Wulff muss wegen Vorteilsnahme vor Gericht

Hannover (dpa) - Der frühere Bundespräsident Christian Wulff kommt wegen Vorteilsnahme im Amt vor Gericht. Der Prozess gegen das ehemalige Staatsoberhaupt könnte am 1. November beginnen, wie das Landgericht Hannover am Dienstag mitteilte.

Die Staatsanwaltschaft hatte Wulff ursprünglich wegen Bestechlichkeit angeklagt, diesen Vorwurf stufte das Gericht nun nach mehrmonatiger Aktenprüfung aber herunter.

Es ist das erste Mal, dass sich ein ehemaliges Staatsoberhaupt der Bundesrepublik vor Gericht verantworten muss. Die zuständige 2. Große Strafkammer um Richter Frank Rosenow hatte ihre Entscheidung den Anwälten bereits in einer 14-seitigen Stellungnahme mitgeteilt. Nach Informationen der Deutschen Presse-Agentur (dpa) sind zunächst 16 Verhandlungstage für die Dauer von acht Wochen angesetzt.

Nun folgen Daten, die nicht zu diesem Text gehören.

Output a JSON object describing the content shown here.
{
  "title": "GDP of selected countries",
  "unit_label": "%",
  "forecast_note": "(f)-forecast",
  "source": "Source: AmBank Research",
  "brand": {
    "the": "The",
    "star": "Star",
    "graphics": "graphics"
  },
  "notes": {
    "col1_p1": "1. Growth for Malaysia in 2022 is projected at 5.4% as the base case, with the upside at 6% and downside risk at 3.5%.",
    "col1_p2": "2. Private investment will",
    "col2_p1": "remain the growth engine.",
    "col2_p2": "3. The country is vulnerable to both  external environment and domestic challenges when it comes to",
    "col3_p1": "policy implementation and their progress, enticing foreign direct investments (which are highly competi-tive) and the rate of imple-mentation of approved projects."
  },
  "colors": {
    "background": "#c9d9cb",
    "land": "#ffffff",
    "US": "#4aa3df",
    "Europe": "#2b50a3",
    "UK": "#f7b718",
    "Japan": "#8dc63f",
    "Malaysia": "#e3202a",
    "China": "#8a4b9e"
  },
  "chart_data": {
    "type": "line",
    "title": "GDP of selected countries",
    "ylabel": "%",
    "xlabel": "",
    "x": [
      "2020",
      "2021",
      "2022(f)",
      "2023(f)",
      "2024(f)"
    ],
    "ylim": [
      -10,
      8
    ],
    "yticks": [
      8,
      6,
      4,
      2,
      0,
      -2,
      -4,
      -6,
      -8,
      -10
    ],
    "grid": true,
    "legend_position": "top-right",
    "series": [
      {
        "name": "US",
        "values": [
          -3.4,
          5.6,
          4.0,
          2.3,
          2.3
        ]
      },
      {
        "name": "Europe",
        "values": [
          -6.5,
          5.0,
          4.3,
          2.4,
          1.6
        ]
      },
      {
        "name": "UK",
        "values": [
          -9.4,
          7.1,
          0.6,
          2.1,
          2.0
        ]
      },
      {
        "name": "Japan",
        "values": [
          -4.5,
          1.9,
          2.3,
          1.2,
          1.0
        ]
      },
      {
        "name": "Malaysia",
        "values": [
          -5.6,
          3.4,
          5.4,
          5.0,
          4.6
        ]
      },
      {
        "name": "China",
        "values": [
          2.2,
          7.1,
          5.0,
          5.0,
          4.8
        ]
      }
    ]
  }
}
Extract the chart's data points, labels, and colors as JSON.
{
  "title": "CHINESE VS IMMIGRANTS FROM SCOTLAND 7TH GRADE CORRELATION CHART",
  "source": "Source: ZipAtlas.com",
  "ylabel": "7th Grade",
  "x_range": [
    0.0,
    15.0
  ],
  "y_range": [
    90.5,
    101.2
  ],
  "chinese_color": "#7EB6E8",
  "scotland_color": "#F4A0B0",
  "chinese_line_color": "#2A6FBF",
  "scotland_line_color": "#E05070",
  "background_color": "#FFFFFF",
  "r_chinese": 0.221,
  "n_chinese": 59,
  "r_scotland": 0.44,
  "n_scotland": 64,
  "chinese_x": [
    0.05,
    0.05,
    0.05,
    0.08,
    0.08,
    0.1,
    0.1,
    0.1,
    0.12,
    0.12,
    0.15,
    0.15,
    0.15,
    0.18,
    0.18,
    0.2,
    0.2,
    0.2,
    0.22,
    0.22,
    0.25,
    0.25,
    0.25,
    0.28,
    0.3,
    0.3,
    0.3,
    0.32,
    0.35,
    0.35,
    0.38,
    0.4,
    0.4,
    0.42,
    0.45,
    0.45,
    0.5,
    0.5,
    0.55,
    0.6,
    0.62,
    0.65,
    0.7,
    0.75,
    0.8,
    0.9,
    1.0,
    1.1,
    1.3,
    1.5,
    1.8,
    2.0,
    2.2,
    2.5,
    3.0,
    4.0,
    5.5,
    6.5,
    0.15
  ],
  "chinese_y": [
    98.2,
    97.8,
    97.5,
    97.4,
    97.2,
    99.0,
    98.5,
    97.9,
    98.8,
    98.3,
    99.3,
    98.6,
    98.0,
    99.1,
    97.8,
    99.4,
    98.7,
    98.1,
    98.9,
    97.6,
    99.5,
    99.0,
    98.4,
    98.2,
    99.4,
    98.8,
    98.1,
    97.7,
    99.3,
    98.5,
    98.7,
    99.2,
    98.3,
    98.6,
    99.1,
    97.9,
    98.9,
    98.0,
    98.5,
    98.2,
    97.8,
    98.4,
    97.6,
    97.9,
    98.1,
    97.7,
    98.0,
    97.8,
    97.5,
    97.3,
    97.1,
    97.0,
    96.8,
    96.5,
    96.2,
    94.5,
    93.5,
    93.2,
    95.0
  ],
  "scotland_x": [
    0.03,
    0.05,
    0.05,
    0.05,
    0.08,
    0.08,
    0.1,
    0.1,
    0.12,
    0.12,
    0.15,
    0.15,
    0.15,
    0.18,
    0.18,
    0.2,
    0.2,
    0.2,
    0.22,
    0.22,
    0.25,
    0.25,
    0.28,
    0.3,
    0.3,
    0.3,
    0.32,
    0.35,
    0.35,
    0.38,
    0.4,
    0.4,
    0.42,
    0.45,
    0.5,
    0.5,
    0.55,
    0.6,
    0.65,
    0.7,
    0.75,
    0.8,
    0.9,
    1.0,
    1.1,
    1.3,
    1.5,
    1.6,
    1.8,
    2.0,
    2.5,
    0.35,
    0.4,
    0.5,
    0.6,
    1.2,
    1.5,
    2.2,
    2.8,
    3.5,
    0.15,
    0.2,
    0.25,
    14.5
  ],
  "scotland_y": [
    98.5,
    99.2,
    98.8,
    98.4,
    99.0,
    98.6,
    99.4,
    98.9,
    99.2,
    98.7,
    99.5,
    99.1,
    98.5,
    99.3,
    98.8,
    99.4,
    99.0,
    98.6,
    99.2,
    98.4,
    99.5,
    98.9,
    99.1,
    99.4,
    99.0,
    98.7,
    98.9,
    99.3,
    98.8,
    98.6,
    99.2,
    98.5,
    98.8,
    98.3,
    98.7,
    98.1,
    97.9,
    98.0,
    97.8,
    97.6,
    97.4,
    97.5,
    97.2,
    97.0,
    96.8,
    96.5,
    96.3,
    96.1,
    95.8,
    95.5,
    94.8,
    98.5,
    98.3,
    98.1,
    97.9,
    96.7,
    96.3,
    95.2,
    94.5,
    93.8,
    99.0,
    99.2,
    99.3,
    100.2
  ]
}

Der Filmproduzent David Groenewold hatte einen Teil der Kosten für einen Oktoberfestbesuch des Ehepaars Wulff 2008 in München übernommen: rund 750 Euro. Wulff, damals niedersächsischer CDU-Ministerpräsident, wusste davon nach eigenen Angaben nichts. Die Staatsanwaltschaft geht jedoch davon aus, dass Groenewold Wulff motivieren wollte, für eines seiner Filmprojekte um Geld zu werben. Das tat Wulff einige Wochen später auch.

Die Staatsanwaltschaft hatte im April Wulff wegen Bestechlichkeit angeklagt und Groenewold wegen Bestechung. Das Gericht minderte die Vorwürfe aber auf Vorteilsnahme und Vorteilsgewährung. Damit sinkt auch das drohende Strafmaß im Falle einer Verurteilung: Für Vorteilsnahme sieht das Strafrecht bis zu drei Jahre Freiheitsstrafe oder eine Geldstrafe vor, für Bestechung dagegen bis zu fünf Jahre Haft.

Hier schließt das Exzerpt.